Yes, Excess lube and the fact that you have been lubing and resizing dirty cases help to contribute to the "GOOP"
You can delude the lee lube with rubbing alcohol (1 to 2 or 1 to 4 ??)
then spray the deluded lube onto the cases with a spray bottle the alcohol will evaporate and leave behind a oilly film. this film is similar to the "One shot" lube but costs just a faction of $$.
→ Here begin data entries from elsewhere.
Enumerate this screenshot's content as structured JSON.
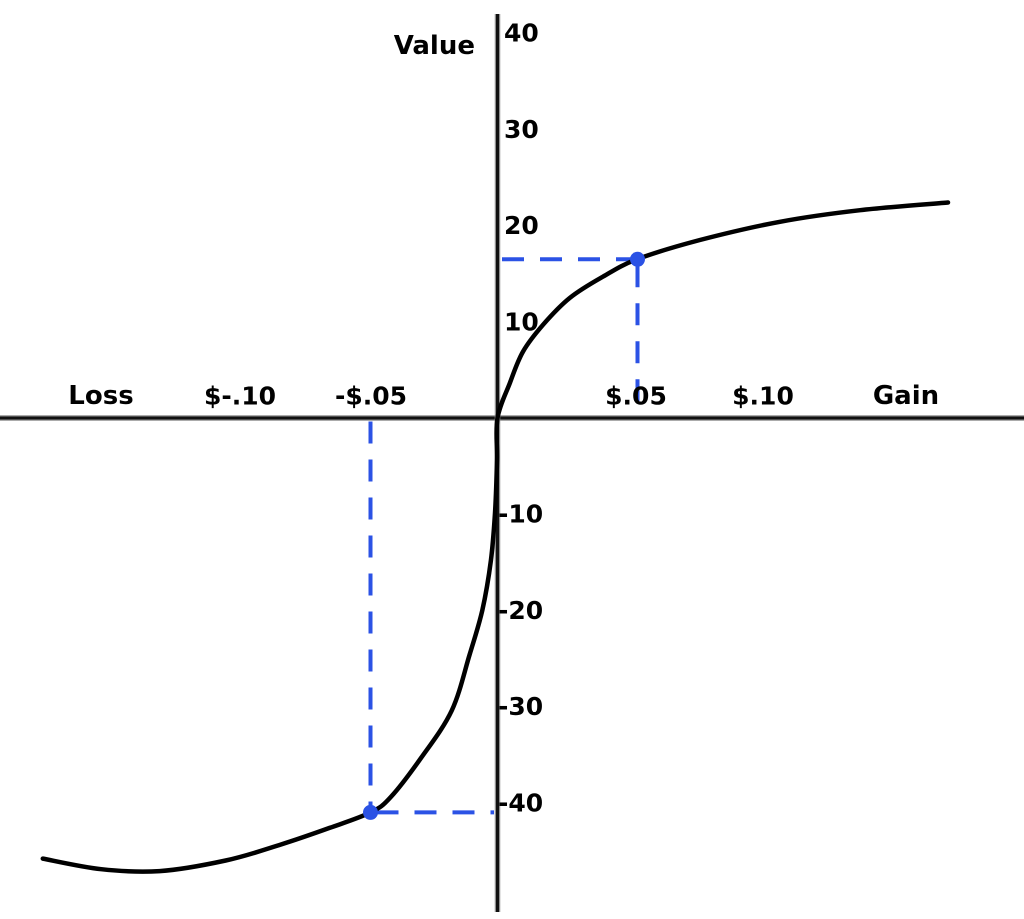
{
  "chart_data": {
    "type": "line",
    "title": "Value",
    "description": "Prospect theory value function: S-shaped curve through the origin, concave for gains and convex (and steeper) for losses",
    "xlabel_left": "Loss",
    "xlabel_right": "Gain",
    "x_ticks": [
      {
        "label": "$-.10",
        "value": -0.1
      },
      {
        "label": "-$.05",
        "value": -0.05
      },
      {
        "label": "$.05",
        "value": 0.05
      },
      {
        "label": "$.10",
        "value": 0.1
      }
    ],
    "y_ticks": [
      {
        "label": "40",
        "value": 40
      },
      {
        "label": "30",
        "value": 30
      },
      {
        "label": "20",
        "value": 20
      },
      {
        "label": "10",
        "value": 10
      },
      {
        "label": "-10",
        "value": -10
      },
      {
        "label": "-20",
        "value": -20
      },
      {
        "label": "-30",
        "value": -30
      },
      {
        "label": "-40",
        "value": -40
      }
    ],
    "series": [
      {
        "name": "value function",
        "points": [
          [
            -0.179,
            -45.8
          ],
          [
            -0.156,
            -46.9
          ],
          [
            -0.133,
            -47.1
          ],
          [
            -0.107,
            -46.0
          ],
          [
            -0.086,
            -44.4
          ],
          [
            -0.066,
            -42.6
          ],
          [
            -0.05,
            -41.0
          ],
          [
            -0.042,
            -39.4
          ],
          [
            -0.03,
            -35.3
          ],
          [
            -0.018,
            -30.4
          ],
          [
            -0.011,
            -24.6
          ],
          [
            -0.006,
            -20.0
          ],
          [
            -0.0026,
            -14.8
          ],
          [
            -0.001,
            -9.9
          ],
          [
            -0.0002,
            -4.4
          ],
          [
            0.0,
            0.0
          ],
          [
            0.0045,
            3.7
          ],
          [
            0.0091,
            6.9
          ],
          [
            0.0163,
            9.7
          ],
          [
            0.0259,
            12.5
          ],
          [
            0.0377,
            14.7
          ],
          [
            0.0498,
            16.5
          ],
          [
            0.0723,
            18.5
          ],
          [
            0.1009,
            20.4
          ],
          [
            0.1295,
            21.6
          ],
          [
            0.1609,
            22.4
          ]
        ]
      }
    ],
    "annotations": [
      {
        "name": "gain-point",
        "x": 0.05,
        "x_label": "$.05",
        "value": 16.5,
        "note": "gain of $.05 maps to value of about +16"
      },
      {
        "name": "loss-point",
        "x": -0.05,
        "x_label": "-$.05",
        "value": -41,
        "note": "loss of $.05 maps to value of about -41"
      }
    ],
    "axis": {
      "xlim": [
        -0.196,
        0.188
      ],
      "ylim": [
        -52,
        42
      ],
      "grid": false
    },
    "colors": {
      "curve": "#000000",
      "guide": "#2b52e5",
      "axis": "#111111",
      "text": "#000000",
      "background": "#ffffff"
    }
  }
}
If the dies are really gooped up disassemble them completely
and clean like you would a gun barrel (minus the wire brush of course) lube lightly reassemble and re adjust them to where they were before
I clean my dies, that have been sitting a while, before reloading with them. I didn't used to do that and found out the hard way that cases get stuck and tweaked when you start sizing a batch. Once you get fresh lube up into the die then it starts to work well again. Even dies that aren't really dirty per se, they just have dried lube up in them. Why take the chance of losing/ruining some brass and not clean them?
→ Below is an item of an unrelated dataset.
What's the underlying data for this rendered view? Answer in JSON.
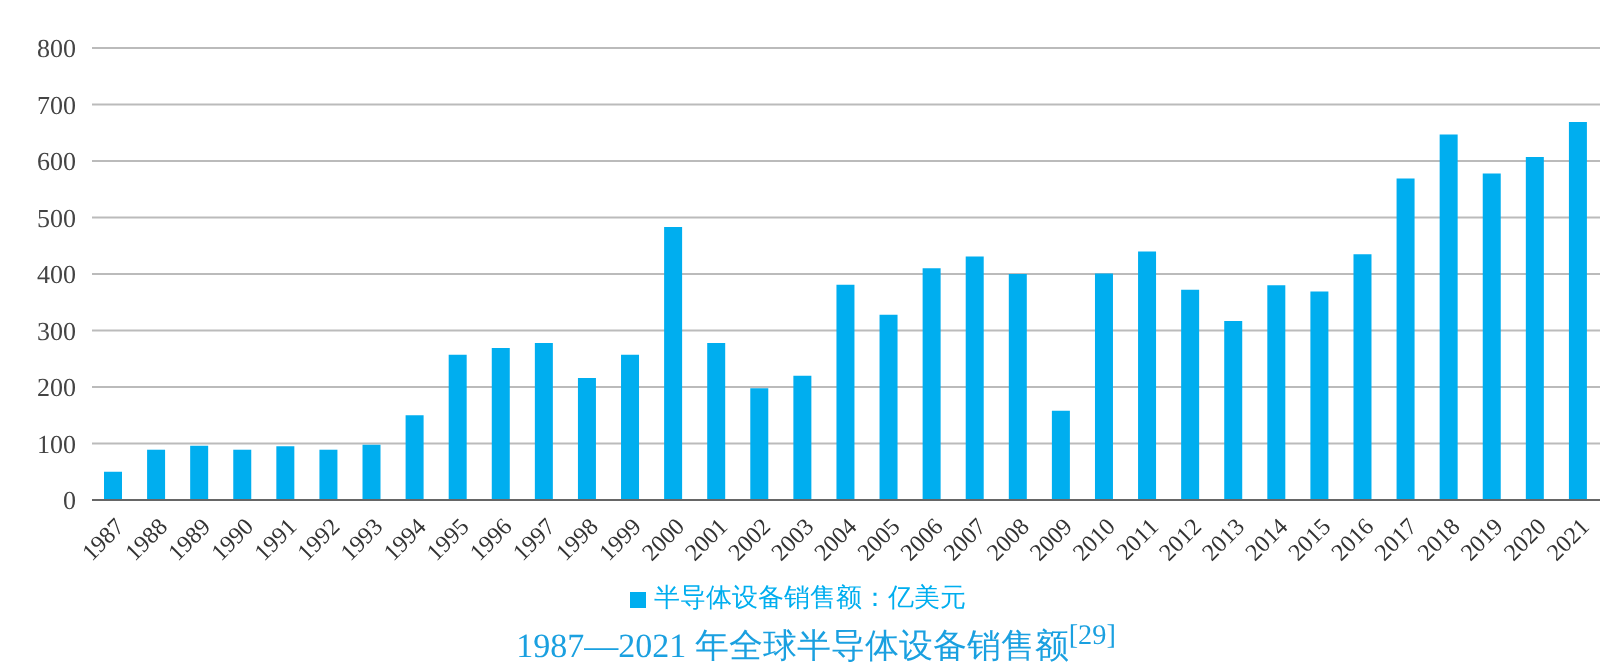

So, I take out the primer pin stem and do like you do. Squeeze some alcohol, mineral spirit, etc. into a wadded up shop rag(paper) and wipe it all out. Note that if you use a petroleum based cleaner to make sure you clean that completely out. It degrades the non-petroleum die lubes and you can end up with a stuck case really quick doing that.
Also, FWIW, when I lube cases, I spray on Lymans in the wintertime during the cold. This is very thin lube and works well in the cold and for low pressure resizings. It also does a wonderful job of emulsifying the carbon off the cases. I wipe each case before I resize it and the crud comes right off. I then feel that I still have a clean film of lube on the case. Size it, good to go.
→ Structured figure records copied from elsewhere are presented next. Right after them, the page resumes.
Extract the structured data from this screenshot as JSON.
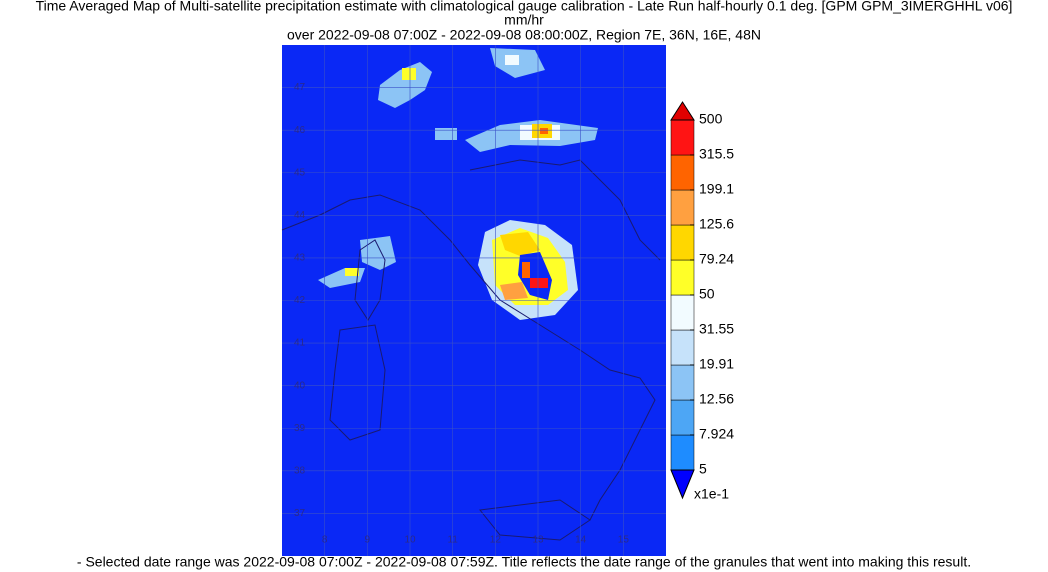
{
  "title": "Time Averaged Map of Multi-satellite precipitation estimate with climatological gauge calibration - Late Run half-hourly 0.1 deg. [GPM GPM_3IMERGHHL v06]",
  "units": "mm/hr",
  "subtitle": "over 2022-09-08 07:00Z - 2022-09-08 08:00:00Z, Region 7E, 36N, 16E, 48N",
  "map": {
    "lon_range": [
      7,
      16
    ],
    "lat_range": [
      36,
      48
    ],
    "lon_ticks": [
      8,
      9,
      10,
      11,
      12,
      13,
      14,
      15
    ],
    "lat_ticks": [
      37,
      38,
      39,
      40,
      41,
      42,
      43,
      44,
      45,
      46,
      47
    ]
  },
  "colorbar": {
    "boundaries": [
      {
        "value": 5,
        "label": "5"
      },
      {
        "value": 7.924,
        "label": "7.924"
      },
      {
        "value": 12.56,
        "label": "12.56"
      },
      {
        "value": 19.91,
        "label": "19.91"
      },
      {
        "value": 31.55,
        "label": "31.55"
      },
      {
        "value": 50,
        "label": "50"
      },
      {
        "value": 79.24,
        "label": "79.24"
      },
      {
        "value": 125.6,
        "label": "125.6"
      },
      {
        "value": 199.1,
        "label": "199.1"
      },
      {
        "value": 315.5,
        "label": "315.5"
      },
      {
        "value": 500,
        "label": "500"
      }
    ],
    "colors": [
      "#1e8cff",
      "#4da6f5",
      "#8cc4f5",
      "#c6e2fa",
      "#f2fbff",
      "#ffff28",
      "#ffd700",
      "#ffa040",
      "#ff6400",
      "#ff1414"
    ],
    "under_color": "#0000ff",
    "over_color": "#e00000",
    "scale_label": "x1e-1"
  },
  "footer": "- Selected date range was 2022-09-08 07:00Z - 2022-09-08 07:59Z. Title reflects the date range of the granules that went into making this result."
}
For high pressure resizing, i.e. .300 Win mag that had been fired either in a big chamber or semi-auto, I use RCBS on a roll pad. Some of these rounds took a LOT of force. I used this none too sparingly. Especially after I had to extract 8 cases from my die doing this. This softens carbon up as well and it's just a couple of rotations in a shop towel and the brass comes out clean. I use this lube in the summer when it's warm and full length resizing. The Lymans is a little thin in case you get a stiff case.
Its a good idea to clean them from time to time.